You need to be aware of timing throughout the event. If it looks as though the timings are slipping, you must speak to the organiser to find out if you can deliver your full speech, or need to shorten it to get the event back on schedule. It's their call, not yours. You also need to finish your speech on time, or ideally a minute earlier. Remember that a speech delivered live on stage will always take longer than a version delivered solo to a mirror.
So if you do need to shorten your speech at short notice, what can you do? Here are some tips:
- Prepare by highlighting the most important elements of your speech in your notes (if you use them).
- Stay calm.
- Never apologise for missing out content, since your audience won't know.
- It's easier to leave out a story than shorten it.
- Learn how to skip to a slide, rather than paging through them.
- If you lose your place in your slides, use the "B" key to turn the screen black, and just talk to the audience.
- Don't hurry, or speed up at the end.
- Take out content from the middle of your speech - keep the ending intact.
4 comments:
Thank you so much for this excellent and authoritative advise, Alan. Taking a bit out from the middle is much more preferable than speeding up at the end and so much less obvious to the audience.
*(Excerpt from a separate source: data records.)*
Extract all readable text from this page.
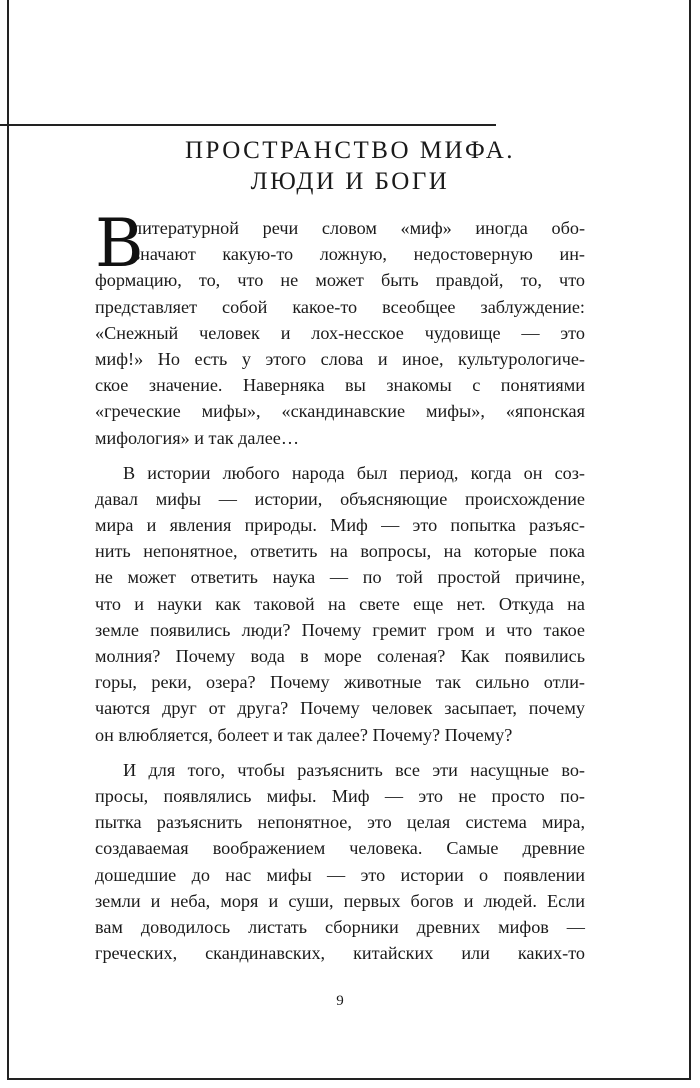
ПРОСТРАНСТВО МИФА.
ЛЮДИ И БОГИ
В
литературной речи словом «миф» иногда обо-
значают какую-то ложную, недостоверную ин-
формацию, то, что не может быть правдой, то, что
представляет собой какое-то всеобщее заблуждение:
«Снежный человек и лох-несское чудовище — это
миф!» Но есть у этого слова и иное, культурологиче-
ское значение. Наверняка вы знакомы с понятиями
«греческие мифы», «скандинавские мифы», «японская
мифология» и так далее…
В истории любого народа был период, когда он соз-
давал мифы — истории, объясняющие происхождение
мира и явления природы. Миф — это попытка разъяс-
нить непонятное, ответить на вопросы, на которые пока
не может ответить наука — по той простой причине,
что и науки как таковой на свете еще нет. Откуда на
земле появились люди? Почему гремит гром и что такое
молния? Почему вода в море соленая? Как появились
горы, реки, озера? Почему животные так сильно отли-
чаются друг от друга? Почему человек засыпает, почему
он влюбляется, болеет и так далее? Почему? Почему?
И для того, чтобы разъяснить все эти насущные во-
просы, появлялись мифы. Миф — это не просто по-
пытка разъяснить непонятное, это целая система мира,
создаваемая воображением человека. Самые древние
дошедшие до нас мифы — это истории о появлении
земли и неба, моря и суши, первых богов и людей. Если
вам доводилось листать сборники древних мифов —
греческих, скандинавских, китайских или каких-то
9
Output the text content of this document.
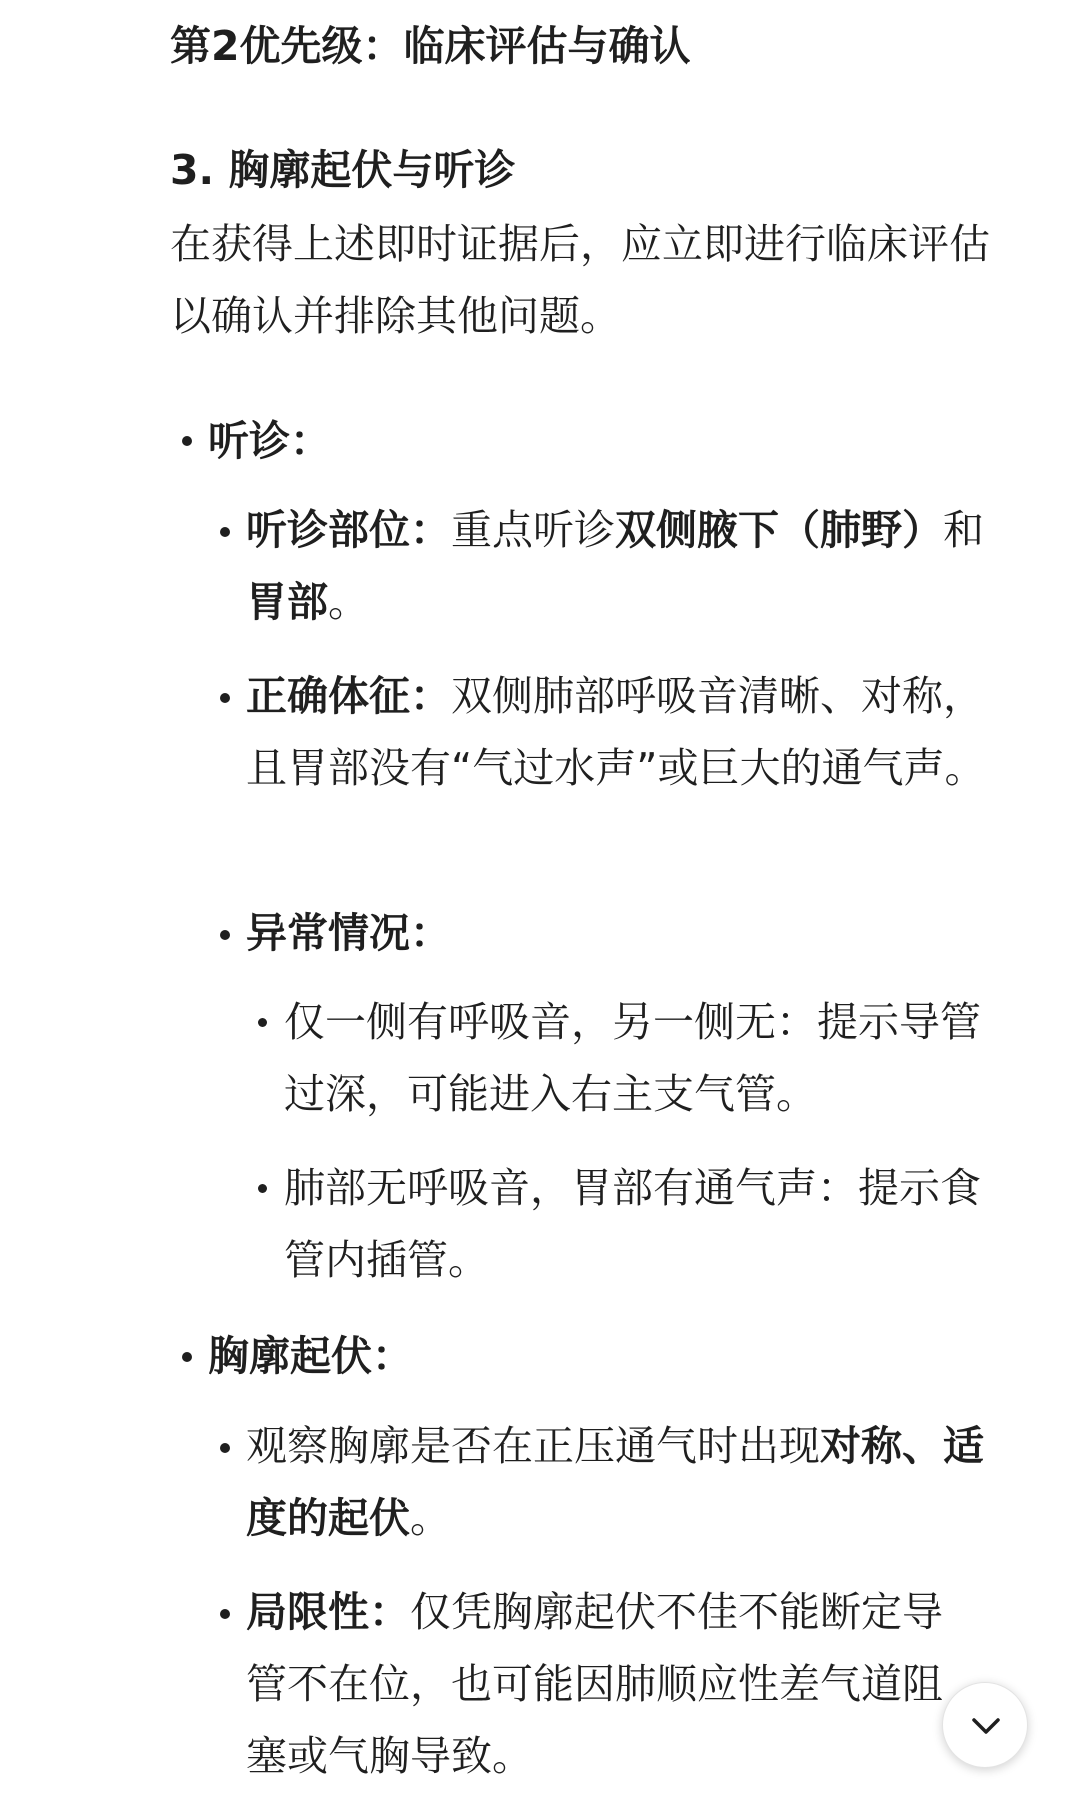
第2优先级：临床评估与确认
3. 胸廓起伏与听诊
在获得上述即时证据后，应立即进行临床评估以确认并排除其他问题。
听诊：
听诊部位：重点听诊双侧腋下（肺野）和胃部。
正确体征：双侧肺部呼吸音清晰、对称，且胃部没有“气过水声”或巨大的通气声。
异常情况：
仅一侧有呼吸音，另一侧无：提示导管过深，可能进入右主支气管。
肺部无呼吸音，胃部有通气声：提示食管内插管。
胸廓起伏：
观察胸廓是否在正压通气时出现对称、适度的起伏。
局限性：仅凭胸廓起伏不佳不能断定导管不在位，也可能因肺顺应性差气道阻塞或气胸导致。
These are great tips.
Great post. The only area I'd disagree with is the idea that things always take longer in front of an audience; only yesterday I listened to someone I thought was pretty damned good at the Business Start-Up Show, one Lloyd Gofton of Liberate Media. He came off the stage and said, damn, that took a full 27 minutes at home but he finished at 22 mins. It didn't matter on this occasion, the audience hadn't been given a 'stop' time and his delivery was perfectly clear and the messages worth taking away - but from his point of view it seems nerves made him much faster than he'd anticipated.
Tanya,
Thanks for your feedback. Much appreciated.
Guy,
A fair point. It may be that nerves get the better of a presenter and they speed up on stage. My experience of working with professional speakers is that the reverse is true, but perhaps that applies only to those who are comfortable with audience intervention, and relaxed on stage.